Though Lafont had the name recognition to segue from one high-profile project to the next, she was perfectly happy making smaller, more experimental films, in addition to the occasional play. It wasn’t about money, but the quality of the material.
In the documentary, Bulle and Kalfon talk about Lafont’s films while they’re projected on the walls of her ancestral home. Stephen Kijak did much the same in 30 Century Man when he had speakers discuss Scott Walker while playing his records.
Lafont’s daughters, Élisabeth and Pauline Lafont, followed in their mother’s footsteps as actresses, though Pauline would tragically die young. Long since divorced from Medveczky, Lafont poured herself into her work, which she found healing, and continued acting for as long as she could—enjoying a late-in-life hit with the 2012 crime comedy Paulette.
Esther Hoffenberg covers a lot of ground in 66 minutes, but her sixth documentary never feels rushed. Lafont may be a legend in France, but she isn't as well known in the United States, not least since she resisted English-language work—unlike Zig-Zag costar Catherine Deneuve and others. Still, it’s hard to come away from this portrait without admiration for the adventurous films she made and the rich life she lived. To quote Jean-Pierre Kalfon, “She started out as a princess and became a queen.” Recommended.
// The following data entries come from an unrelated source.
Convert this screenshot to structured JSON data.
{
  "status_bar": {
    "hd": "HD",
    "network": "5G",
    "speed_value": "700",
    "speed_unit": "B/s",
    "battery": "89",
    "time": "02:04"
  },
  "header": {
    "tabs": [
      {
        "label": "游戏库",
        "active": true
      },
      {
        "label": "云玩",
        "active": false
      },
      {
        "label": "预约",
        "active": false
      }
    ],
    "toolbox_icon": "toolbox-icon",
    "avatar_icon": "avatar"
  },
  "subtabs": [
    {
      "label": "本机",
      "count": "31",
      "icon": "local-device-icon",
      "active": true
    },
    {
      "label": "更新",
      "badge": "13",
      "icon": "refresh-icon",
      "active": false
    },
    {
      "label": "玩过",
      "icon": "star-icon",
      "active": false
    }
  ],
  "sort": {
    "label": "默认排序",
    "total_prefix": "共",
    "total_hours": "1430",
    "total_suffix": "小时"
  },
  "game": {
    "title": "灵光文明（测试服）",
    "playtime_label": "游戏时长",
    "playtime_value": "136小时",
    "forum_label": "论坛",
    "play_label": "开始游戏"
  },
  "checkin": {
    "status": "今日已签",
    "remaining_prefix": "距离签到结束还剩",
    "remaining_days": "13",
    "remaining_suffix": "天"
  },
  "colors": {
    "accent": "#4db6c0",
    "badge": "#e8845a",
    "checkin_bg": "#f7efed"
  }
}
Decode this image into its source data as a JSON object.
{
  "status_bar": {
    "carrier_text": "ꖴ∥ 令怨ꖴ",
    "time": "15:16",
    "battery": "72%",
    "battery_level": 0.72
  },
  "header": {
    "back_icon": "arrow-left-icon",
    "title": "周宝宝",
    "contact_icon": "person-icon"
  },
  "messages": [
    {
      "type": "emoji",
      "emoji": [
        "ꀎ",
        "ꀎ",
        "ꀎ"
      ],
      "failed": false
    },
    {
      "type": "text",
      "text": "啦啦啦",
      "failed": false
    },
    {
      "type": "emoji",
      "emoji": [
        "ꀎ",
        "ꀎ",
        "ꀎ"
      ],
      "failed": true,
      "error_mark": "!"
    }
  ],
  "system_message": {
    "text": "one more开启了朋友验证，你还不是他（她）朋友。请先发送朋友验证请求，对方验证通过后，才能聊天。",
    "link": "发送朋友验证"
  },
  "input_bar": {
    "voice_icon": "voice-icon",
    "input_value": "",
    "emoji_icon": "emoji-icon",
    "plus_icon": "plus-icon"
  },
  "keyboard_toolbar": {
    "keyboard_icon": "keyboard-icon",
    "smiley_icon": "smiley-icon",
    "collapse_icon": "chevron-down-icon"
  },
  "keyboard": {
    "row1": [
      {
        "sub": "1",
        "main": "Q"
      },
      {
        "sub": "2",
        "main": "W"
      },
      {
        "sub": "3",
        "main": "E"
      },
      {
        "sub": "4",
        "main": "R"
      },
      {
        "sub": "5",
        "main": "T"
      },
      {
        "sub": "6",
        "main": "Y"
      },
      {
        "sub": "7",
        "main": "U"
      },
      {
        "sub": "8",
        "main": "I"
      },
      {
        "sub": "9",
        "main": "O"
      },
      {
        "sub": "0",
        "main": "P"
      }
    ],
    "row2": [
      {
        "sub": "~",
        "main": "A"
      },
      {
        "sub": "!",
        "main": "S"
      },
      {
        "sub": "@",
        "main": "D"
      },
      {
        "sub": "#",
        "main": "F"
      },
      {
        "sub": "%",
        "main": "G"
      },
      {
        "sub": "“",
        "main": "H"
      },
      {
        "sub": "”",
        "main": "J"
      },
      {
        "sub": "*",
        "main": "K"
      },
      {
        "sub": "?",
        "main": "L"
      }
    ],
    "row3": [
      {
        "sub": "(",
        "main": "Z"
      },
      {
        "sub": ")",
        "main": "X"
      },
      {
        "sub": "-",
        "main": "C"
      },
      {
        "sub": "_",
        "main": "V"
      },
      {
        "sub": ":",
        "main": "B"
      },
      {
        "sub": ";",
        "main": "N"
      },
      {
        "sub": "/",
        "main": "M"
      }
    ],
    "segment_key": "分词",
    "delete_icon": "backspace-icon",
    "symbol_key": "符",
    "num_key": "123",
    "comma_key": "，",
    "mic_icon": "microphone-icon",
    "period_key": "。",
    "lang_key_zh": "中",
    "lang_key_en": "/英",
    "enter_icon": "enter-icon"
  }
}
Which public library collections should include Bernadette Lafont: And God Created the Free Woman?
This documentary is a valuable addition to public library shelves in categories such as International Film, French Cinema, Women & Gender Studies, and Documentary Film Collections. It also complements library resources for media education and film programming focused on European icons or feminist film history. Libraries that license DVDs or digital films from Icarus Films should consider this title for their movie library or home video archive.
What academic subjects or media education courses would benefit from this film?
This documentary supports a range of academic subjects, including 20th-Century French and Francophone Culture, Gender Studies, Cinema Studies, and Documentary Film History. It also serves as a valuable teaching tool for media librarians curating educational documentaries that highlight women’s contributions to the arts, as well as for instructors teaching about the evolution of European film movements through personal biography.